越是這樣,食客們越是想著來一嘗味道,吃不到的話,聞著人家裡面冒出來的香氣兒就像是百爪撓心一般的難受。
而那些官員大臣、王公貴族也聞名而來,這家酒樓照樣一視同仁,你說你是誰?軍機大臣?內閣大學士?對不住您吶,這裡不允許穿著官服來吃飯,脫了官衣兒,誰誰都一樣。
因此種種,這個雲香閣開業時間不長,卻快速的搶了京城酒樓業的一塊大分額,什麼?請客沒有去過雲香閣?太沒有品味了!
而今晚,據說二樓的一間雅間,凌五的岳王爺、辰陽的風翼南、還有明宵的郝連紫澤,以及大昭的寧王冷亦修和英王,除此之外,還有寧王妃、明宵的郝連蓓兒以及英王妃。
大比第二次開局在即,這幾天又頻繁的出事,大昭皇帝自覺臉上無光,恰巧冷亦修上奏說想著安撫一下眾人,皇帝當即便准了。
冷亦修提前一天在雲香閣定了位子,宴會便在今晚,雅間裡還有一個小套間,男客在外面,三位女客在裡面。
黑斗篷今天晚上便是要去這雲香閣,等待時機。
她走的很快,黑色的斗篷下偶爾露出一角月白色的裙擺,在這黑暗的小巷中,顯得有幾分詭異。
突然,她的腳步一收,扭頭四處看了看。
四周黑乎乎的一片,這裡是一條窄長的胡同,並沒有什麼高門大戶,門前大多沒有點著燈籠,光線很暗,唯一的亮光便是來自於天上的月光和星光。

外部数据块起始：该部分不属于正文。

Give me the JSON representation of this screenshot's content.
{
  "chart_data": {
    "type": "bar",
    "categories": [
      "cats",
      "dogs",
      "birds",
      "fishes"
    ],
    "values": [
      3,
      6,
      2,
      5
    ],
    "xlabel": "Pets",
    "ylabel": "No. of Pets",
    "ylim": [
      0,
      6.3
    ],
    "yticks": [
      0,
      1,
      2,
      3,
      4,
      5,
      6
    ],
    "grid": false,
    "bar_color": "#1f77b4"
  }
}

並沒有什麼異常,黑斗篷卻沒有鬆開緊皺的眉頭,相反,眼中更見憂心和惱怒。
她抬起手臂,垂下頭,細細的聞了聞自己的身上,果然……
她霍然抬起頭,眼睛裡迸出如火的恨意,死死的盯著雲香閣的方向,微風過,拂起她的黑斗篷,鼻尖下的臭氣越發的明顯。
她心中的怒火翻湧,卻無法發洩,恨恨轉回身,順著原路反回,剛走沒有幾步,迎面走過來一個醉鬼。
醉鬼一手扶著牆,一手拿著快要空了的酒瓶,他的雙眼迷離,身子微軟,腳下像是沒有了根基,不住的打著滑。

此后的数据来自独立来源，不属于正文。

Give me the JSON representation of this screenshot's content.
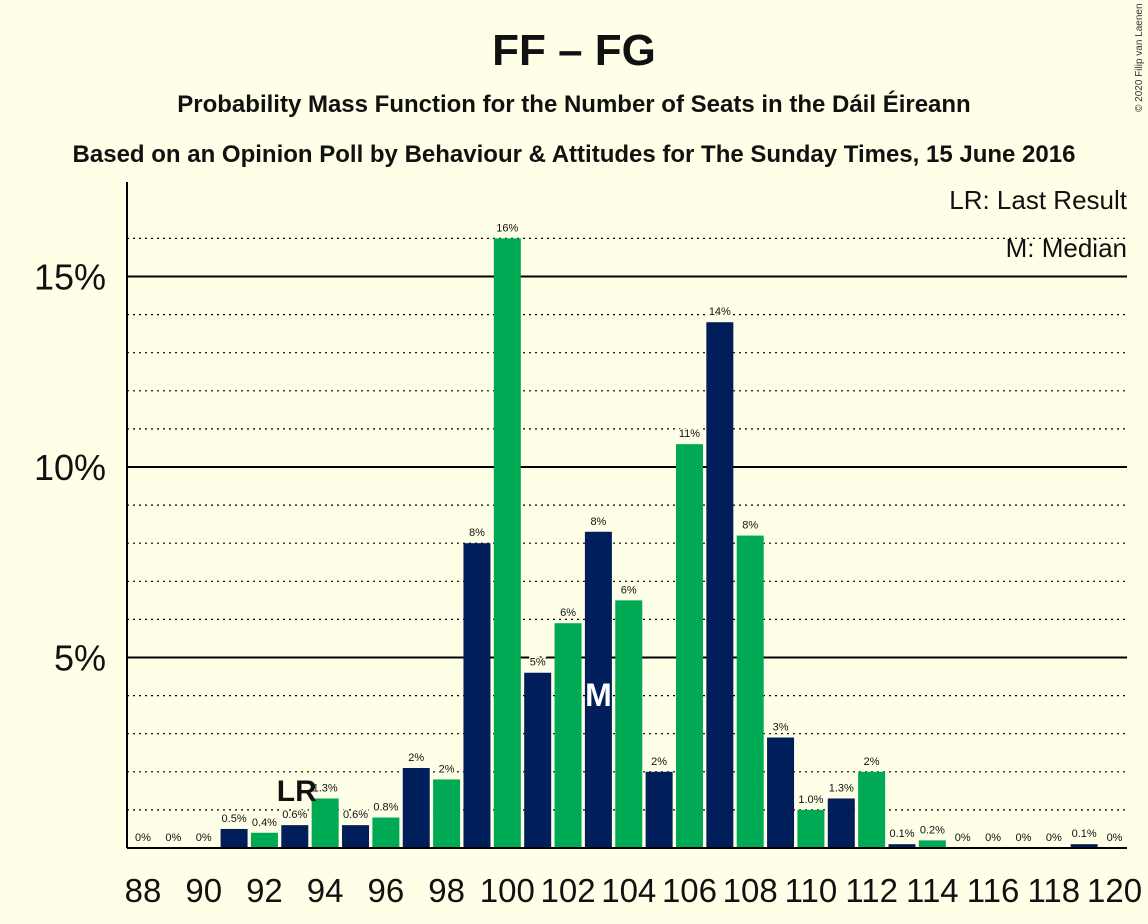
{
  "copyright": "© 2020 Filip van Laenen",
  "chart_data": {
    "type": "bar",
    "title": "FF – FG",
    "subtitle1": "Probability Mass Function for the Number of Seats in the Dáil Éireann",
    "subtitle2": "Based on an Opinion Poll by Behaviour & Attitudes for The Sunday Times, 15 June 2016",
    "ylim": [
      0,
      17.5
    ],
    "y_ticks": [
      {
        "value": 5,
        "label": "5%"
      },
      {
        "value": 10,
        "label": "10%"
      },
      {
        "value": 15,
        "label": "15%"
      }
    ],
    "x_tick_labels": [
      "88",
      "90",
      "92",
      "94",
      "96",
      "98",
      "100",
      "102",
      "104",
      "106",
      "108",
      "110",
      "112",
      "114",
      "116",
      "118",
      "120"
    ],
    "legend": [
      "LR: Last Result",
      "M: Median"
    ],
    "last_result": {
      "seat": 93,
      "label": "LR"
    },
    "median": {
      "seat": 103,
      "label": "M"
    },
    "colors": {
      "navy": "#001E5A",
      "green": "#00AA55",
      "background": "#FFFEE6"
    },
    "seats": [
      88,
      89,
      90,
      91,
      92,
      93,
      94,
      95,
      96,
      97,
      98,
      99,
      100,
      101,
      102,
      103,
      104,
      105,
      106,
      107,
      108,
      109,
      110,
      111,
      112,
      113,
      114,
      115,
      116,
      117,
      118,
      119,
      120
    ],
    "values": [
      0,
      0,
      0,
      0.5,
      0.4,
      0.6,
      1.3,
      0.6,
      0.8,
      2.1,
      1.8,
      8.0,
      16.0,
      4.6,
      5.9,
      8.3,
      6.5,
      2.0,
      10.6,
      13.8,
      8.2,
      2.9,
      1.0,
      1.3,
      2.0,
      0.1,
      0.2,
      0,
      0,
      0,
      0,
      0.1,
      0
    ],
    "value_labels": [
      "0%",
      "0%",
      "0%",
      "0.5%",
      "0.4%",
      "0.6%",
      "1.3%",
      "0.6%",
      "0.8%",
      "2%",
      "2%",
      "8%",
      "16%",
      "5%",
      "6%",
      "8%",
      "6%",
      "2%",
      "11%",
      "14%",
      "8%",
      "3%",
      "1.0%",
      "1.3%",
      "2%",
      "0.1%",
      "0.2%",
      "0%",
      "0%",
      "0%",
      "0%",
      "0.1%",
      "0%"
    ]
  }
}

黑斗篷心中被怒火填滿,腦子裡亂糟糟的,並沒有把醉鬼放在心上,路過他的身邊時,那醉鬼突然一伸手,抓住了她的黑斗篷。
「唰!」黑斗篷被扯了下來,露出那張清艷絕麗的臉。
醉鬼迷離的目光呆了呆,隨即色光大放,嘴一咧,笑道:「哈哈……原來是位美嬌娘!小娘子……這麼晚了,你要去哪兒?怎麼會……呃……」
他打了一個酒嗝,繼續說道:「怎麼會……跑到這裡來?可是迷了路?不如……去爺的家裡暫停一陣子,可……好?」
那女子怒極反笑,清亮如水的月光慢慢的流洩下來,落在她的身上,肌膚如玉,眉若遠山,那雙眼睛光燦如星,唇色嫣紅,像是……在夜間悄然綻放的玫瑰,帶著誘人的顏色和香氣。
醉鬼幾乎看著呆了,他從來沒有見過如此美麗的女子。
「你家在哪兒?」女子輕聲問道,語氣幽幽,聲音如珠落。
「在……那邊,不遠,很快……就能到。」醉鬼歡喜的心快要跳出來了,他抬頭指了指家的方向,側首望去。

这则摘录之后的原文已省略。